Army selection takes place at a ASDC (Army Selection and Development Centre) of which there are few dotted around the country. This is a two day course that tests your ability to do the following...

• Run a 1.5 mile distance in a limited amount of time (Dependant on the role you go for)

• Lift up to 55kg in weight

• Carry two 20kg weights (In the form of two water filled jerry cans, one in each hand) up to a distance of 150m

• Various agility and strength tests such as pull ups, pull tests, etc. Press ups and sit ups are rarely tested at ASDC (But you should practise them all the same as you will do loads of them when you get to basic)

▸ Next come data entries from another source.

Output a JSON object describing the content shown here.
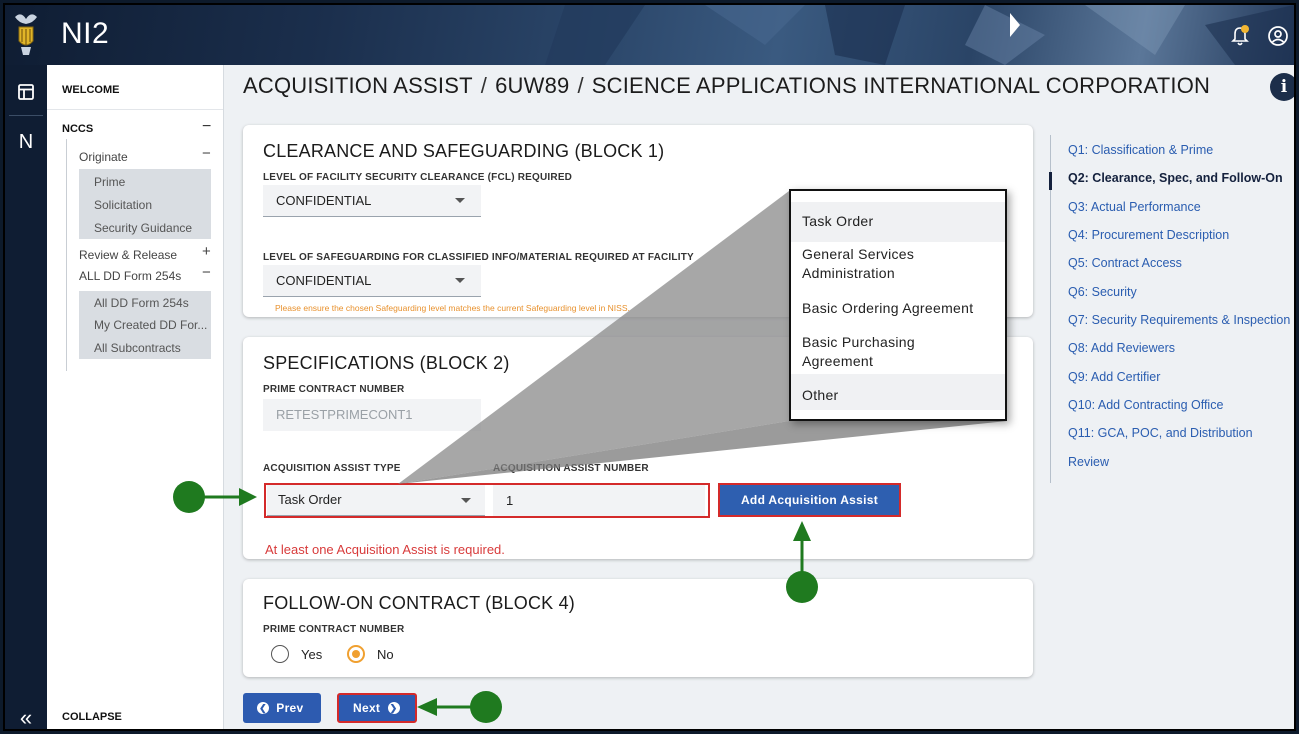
{
  "app": {
    "title": "NI2"
  },
  "rail": {
    "n_label": "N",
    "collapse_glyph": "«"
  },
  "leftnav": {
    "welcome": "WELCOME",
    "nccs": "NCCS",
    "nccs_toggle": "−",
    "originate": "Originate",
    "originate_toggle": "−",
    "originate_items": [
      "Prime",
      "Solicitation",
      "Security Guidance"
    ],
    "review_release": "Review & Release",
    "review_toggle": "+",
    "all_dd": "ALL DD Form 254s",
    "all_dd_toggle": "−",
    "all_dd_items": [
      "All DD Form 254s",
      "My Created DD For...",
      "All Subcontracts"
    ],
    "collapse": "COLLAPSE"
  },
  "breadcrumb": {
    "part1": "ACQUISITION ASSIST",
    "part2": "6UW89",
    "part3": "SCIENCE APPLICATIONS INTERNATIONAL CORPORATION",
    "sep": "/"
  },
  "info_glyph": "i",
  "block1": {
    "title": "CLEARANCE AND SAFEGUARDING (BLOCK 1)",
    "fcl_label": "LEVEL OF FACILITY SECURITY CLEARANCE (FCL) REQUIRED",
    "fcl_value": "CONFIDENTIAL",
    "safeguard_label": "LEVEL OF SAFEGUARDING FOR CLASSIFIED INFO/MATERIAL REQUIRED AT FACILITY",
    "safeguard_value": "CONFIDENTIAL",
    "warning": "Please ensure the chosen Safeguarding level matches the current Safeguarding level in NISS."
  },
  "block2": {
    "title": "SPECIFICATIONS (BLOCK 2)",
    "prime_label": "PRIME CONTRACT NUMBER",
    "prime_value": "RETESTPRIMECONT1",
    "acq_type_label": "ACQUISITION ASSIST TYPE",
    "acq_type_value": "Task Order",
    "acq_number_label": "ACQUISITION ASSIST NUMBER",
    "acq_number_value": "1",
    "add_button": "Add Acquisition Assist",
    "error": "At least one Acquisition Assist is required."
  },
  "block4": {
    "title": "FOLLOW-ON CONTRACT (BLOCK 4)",
    "prime_label": "PRIME CONTRACT NUMBER",
    "yes": "Yes",
    "no": "No",
    "selected": "No"
  },
  "buttons": {
    "prev": "Prev",
    "next": "Next"
  },
  "toc": {
    "items": [
      "Q1: Classification & Prime",
      "Q2: Clearance, Spec, and Follow-On",
      "Q3: Actual Performance",
      "Q4: Procurement Description",
      "Q5: Contract Access",
      "Q6: Security",
      "Q7: Security Requirements & Inspection",
      "Q8: Add Reviewers",
      "Q9: Add Certifier",
      "Q10: Add Contracting Office",
      "Q11: GCA, POC, and Distribution",
      "Review"
    ],
    "active_index": 1
  },
  "dropdown": {
    "options": [
      "Task Order",
      "General Services Administration",
      "Basic Ordering Agreement",
      "Basic Purchasing Agreement",
      "Other"
    ],
    "highlighted": "Task Order"
  },
  "colors": {
    "accent_blue": "#2d5bb0",
    "error_red": "#d83b3b",
    "annotation_green": "#1f7a1f",
    "warning_orange": "#e8912d"
  }
}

• Team tests to see how well you perform when working as a team.

• Medicals to see if your healthy and fit enough to go for basic training.

• A basic test to see how well you retain information and a technical test if your going for a technical role.

As for fitness, if your ok running wise concentrate on pressups and sit ups. You don't need mega amounts of muscle, it's all about aerobic fitness. Provided you can lift 55kg with two hands your sweet.
 
#4
If you know there's relevant topics already asking/answering youe question then why make a subject on it?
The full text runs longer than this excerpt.